Going into her junior year unsure of what her career would look like, Nina quickly revised her trajectory in response to a cascade of climate change related catastrophes in 2024: one of the worst hurricane seasons in years, followed by the destructive Palisades fires. “I remember looking at my phone every day and seeing people’s entire houses and lives getting destroyed,” Nina recounted. “I had this moment of, ‘if I’m doing science, I have to do climate science.’”
During her junior year, Nina began to conceptualize this reorientation. “I did a hard pivot and started thinking about, ‘what are ways that I can use chemistry in an environmental context?’” she said. Nina then fell into the rabbit hole of chemical oceanography, a field she described as “using chemical systems to understand things like climate, the environment, and biological metabolic processes that happen in the ocean.”
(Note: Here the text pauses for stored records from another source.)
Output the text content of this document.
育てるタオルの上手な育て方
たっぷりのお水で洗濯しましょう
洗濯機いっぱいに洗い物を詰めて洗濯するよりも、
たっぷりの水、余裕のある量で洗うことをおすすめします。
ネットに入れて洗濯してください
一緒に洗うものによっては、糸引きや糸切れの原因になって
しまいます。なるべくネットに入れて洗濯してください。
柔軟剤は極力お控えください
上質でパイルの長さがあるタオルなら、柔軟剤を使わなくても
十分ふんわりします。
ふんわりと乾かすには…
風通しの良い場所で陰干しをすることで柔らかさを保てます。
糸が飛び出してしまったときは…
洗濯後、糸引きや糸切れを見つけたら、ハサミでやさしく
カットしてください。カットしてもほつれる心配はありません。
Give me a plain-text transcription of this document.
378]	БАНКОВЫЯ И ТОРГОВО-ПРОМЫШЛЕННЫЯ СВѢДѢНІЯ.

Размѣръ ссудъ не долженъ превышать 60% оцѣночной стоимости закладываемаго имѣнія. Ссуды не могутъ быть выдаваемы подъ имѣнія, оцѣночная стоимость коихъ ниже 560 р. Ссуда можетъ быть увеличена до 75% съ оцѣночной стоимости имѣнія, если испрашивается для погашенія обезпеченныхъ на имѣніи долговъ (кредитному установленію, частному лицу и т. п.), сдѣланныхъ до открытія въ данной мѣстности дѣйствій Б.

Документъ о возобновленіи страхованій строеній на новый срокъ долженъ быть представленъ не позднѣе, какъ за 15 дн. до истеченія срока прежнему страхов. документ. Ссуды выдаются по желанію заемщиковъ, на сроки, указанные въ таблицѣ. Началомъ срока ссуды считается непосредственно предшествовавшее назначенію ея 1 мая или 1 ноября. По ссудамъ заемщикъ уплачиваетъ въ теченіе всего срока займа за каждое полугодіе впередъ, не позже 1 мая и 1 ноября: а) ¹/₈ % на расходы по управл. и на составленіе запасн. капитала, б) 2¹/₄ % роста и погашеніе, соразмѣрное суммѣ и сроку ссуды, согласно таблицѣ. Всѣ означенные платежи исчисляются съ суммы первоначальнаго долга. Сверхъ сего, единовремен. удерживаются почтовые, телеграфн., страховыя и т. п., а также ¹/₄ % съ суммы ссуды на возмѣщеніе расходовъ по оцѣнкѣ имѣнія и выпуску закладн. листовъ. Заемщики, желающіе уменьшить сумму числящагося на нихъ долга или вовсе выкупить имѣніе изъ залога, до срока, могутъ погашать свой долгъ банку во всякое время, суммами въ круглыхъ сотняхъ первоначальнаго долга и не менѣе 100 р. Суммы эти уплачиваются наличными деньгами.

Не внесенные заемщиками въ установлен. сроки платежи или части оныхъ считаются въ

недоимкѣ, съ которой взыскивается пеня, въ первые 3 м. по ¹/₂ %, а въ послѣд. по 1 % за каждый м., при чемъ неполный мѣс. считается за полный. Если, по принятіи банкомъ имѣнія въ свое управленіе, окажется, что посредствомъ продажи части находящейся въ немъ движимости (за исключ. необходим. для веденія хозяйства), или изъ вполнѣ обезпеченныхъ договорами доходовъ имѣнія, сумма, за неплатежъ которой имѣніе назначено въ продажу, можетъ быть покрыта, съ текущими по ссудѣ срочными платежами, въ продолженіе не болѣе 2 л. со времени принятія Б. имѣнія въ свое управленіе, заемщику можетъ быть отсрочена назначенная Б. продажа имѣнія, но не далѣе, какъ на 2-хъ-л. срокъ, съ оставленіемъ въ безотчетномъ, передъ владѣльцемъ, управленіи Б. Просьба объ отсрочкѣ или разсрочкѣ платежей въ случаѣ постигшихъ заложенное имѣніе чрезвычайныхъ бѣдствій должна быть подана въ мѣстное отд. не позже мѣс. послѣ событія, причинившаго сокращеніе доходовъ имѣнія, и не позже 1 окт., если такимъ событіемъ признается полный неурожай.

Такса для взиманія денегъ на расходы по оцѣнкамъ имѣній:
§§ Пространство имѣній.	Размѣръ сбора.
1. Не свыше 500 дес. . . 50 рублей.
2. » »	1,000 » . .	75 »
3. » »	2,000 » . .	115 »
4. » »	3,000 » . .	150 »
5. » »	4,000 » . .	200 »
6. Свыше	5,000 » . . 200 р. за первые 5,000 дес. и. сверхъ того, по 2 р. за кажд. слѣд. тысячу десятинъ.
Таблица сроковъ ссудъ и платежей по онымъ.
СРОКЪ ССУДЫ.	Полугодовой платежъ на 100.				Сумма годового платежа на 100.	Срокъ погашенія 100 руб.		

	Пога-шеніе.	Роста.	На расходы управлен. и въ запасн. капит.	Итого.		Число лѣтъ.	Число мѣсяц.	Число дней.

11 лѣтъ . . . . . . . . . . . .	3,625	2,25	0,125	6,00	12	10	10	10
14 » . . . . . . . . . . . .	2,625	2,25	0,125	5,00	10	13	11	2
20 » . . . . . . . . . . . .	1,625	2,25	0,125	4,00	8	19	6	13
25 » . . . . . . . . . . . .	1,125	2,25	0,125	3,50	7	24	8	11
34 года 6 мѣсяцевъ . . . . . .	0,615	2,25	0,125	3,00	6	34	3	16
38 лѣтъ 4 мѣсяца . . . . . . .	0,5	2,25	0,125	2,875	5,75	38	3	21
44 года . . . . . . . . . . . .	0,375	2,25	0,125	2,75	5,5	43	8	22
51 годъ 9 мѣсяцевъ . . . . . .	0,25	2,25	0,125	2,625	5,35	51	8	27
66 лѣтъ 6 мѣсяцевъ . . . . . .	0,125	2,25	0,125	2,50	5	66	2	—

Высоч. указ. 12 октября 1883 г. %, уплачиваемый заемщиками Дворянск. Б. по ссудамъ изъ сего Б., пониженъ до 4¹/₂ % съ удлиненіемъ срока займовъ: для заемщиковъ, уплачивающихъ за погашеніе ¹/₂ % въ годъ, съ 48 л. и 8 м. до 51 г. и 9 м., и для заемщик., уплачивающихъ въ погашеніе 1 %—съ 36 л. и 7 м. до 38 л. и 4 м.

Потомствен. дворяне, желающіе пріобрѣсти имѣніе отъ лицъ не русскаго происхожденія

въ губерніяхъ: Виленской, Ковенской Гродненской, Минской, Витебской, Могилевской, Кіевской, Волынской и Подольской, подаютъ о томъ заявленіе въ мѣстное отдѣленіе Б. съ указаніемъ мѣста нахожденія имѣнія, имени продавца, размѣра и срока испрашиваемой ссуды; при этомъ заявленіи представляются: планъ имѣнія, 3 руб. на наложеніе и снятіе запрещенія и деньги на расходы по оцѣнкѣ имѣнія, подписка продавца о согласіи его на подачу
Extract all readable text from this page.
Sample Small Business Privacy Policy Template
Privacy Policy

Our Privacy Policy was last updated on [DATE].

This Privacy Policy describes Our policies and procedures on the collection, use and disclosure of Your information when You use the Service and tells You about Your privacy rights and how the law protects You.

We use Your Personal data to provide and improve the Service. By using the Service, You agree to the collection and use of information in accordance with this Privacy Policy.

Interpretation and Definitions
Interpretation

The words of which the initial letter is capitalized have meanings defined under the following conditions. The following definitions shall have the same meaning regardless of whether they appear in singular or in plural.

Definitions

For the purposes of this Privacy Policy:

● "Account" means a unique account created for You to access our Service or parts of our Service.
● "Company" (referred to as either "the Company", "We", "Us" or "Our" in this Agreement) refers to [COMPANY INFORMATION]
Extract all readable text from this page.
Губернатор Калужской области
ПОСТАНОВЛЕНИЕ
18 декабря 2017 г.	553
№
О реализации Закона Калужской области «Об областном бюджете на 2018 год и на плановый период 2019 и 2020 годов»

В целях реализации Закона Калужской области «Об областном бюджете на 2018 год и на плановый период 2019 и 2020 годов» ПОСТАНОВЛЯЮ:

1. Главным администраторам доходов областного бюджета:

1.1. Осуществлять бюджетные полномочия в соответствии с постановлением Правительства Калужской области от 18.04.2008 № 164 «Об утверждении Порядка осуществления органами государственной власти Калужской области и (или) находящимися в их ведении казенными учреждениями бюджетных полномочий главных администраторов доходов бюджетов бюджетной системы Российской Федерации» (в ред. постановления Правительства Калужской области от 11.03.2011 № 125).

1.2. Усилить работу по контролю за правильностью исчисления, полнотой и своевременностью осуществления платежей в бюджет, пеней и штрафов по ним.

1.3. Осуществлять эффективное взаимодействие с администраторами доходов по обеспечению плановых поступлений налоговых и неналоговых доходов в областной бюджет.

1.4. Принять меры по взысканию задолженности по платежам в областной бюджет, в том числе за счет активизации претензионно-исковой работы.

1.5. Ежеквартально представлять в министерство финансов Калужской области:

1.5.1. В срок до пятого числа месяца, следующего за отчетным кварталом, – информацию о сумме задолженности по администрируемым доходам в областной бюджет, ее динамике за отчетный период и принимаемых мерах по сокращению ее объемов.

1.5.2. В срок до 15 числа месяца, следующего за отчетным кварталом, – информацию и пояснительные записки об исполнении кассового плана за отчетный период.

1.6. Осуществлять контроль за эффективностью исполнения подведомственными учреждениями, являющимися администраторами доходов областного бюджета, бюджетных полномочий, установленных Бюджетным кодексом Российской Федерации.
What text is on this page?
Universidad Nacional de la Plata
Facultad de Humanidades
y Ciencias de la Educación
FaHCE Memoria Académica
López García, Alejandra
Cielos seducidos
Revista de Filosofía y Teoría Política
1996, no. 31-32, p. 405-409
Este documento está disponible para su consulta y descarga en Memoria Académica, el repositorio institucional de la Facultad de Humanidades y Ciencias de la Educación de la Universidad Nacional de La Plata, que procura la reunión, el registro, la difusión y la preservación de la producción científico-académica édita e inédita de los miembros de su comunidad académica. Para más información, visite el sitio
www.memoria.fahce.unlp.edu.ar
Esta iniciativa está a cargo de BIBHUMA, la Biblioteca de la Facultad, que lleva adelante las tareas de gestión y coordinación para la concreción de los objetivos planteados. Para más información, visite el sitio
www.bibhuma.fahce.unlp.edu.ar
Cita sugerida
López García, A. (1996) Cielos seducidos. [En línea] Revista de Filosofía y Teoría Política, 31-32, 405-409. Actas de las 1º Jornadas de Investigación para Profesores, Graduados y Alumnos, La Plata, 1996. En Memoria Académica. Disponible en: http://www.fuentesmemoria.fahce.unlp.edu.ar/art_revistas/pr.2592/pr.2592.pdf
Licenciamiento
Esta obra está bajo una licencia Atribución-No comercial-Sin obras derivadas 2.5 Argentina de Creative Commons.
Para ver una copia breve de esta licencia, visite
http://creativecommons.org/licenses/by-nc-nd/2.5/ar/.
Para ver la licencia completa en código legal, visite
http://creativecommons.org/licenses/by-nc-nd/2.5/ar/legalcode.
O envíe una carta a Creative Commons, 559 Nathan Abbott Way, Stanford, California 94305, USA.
The rabbit hole eventually turned into a summer spent at Woods Hole Oceanographic Institution on Cape Cod, where Nina processed massive data sets of water characteristics measured by autonomous underwater vehicles. Nina will continue this work as she pursues her Ph.D. in the Oceans Department at Stanford University’s Doerr School of Sustainability. With a huge grin on her face while describing her future work, Nina once again delivered a sentence that for some would be concerning, but for her was cause for delight: “I’m going to be out on boats for 30 days at a time to collect thousands of bottles of water to test in the lab and run samples.”
While the people in Nina’s life are worrying about how they’re supposed to contact her while she’s at sea, they could not be more proud and less surprised about Nina’s future. As Wiscons put it, “I have high hopes that she will continue pursuing whatever is meaningful to her, regardless of whether it seems like the thing that other people would [tell] her to do, and I think that that’s really consistent with who she is as a person.”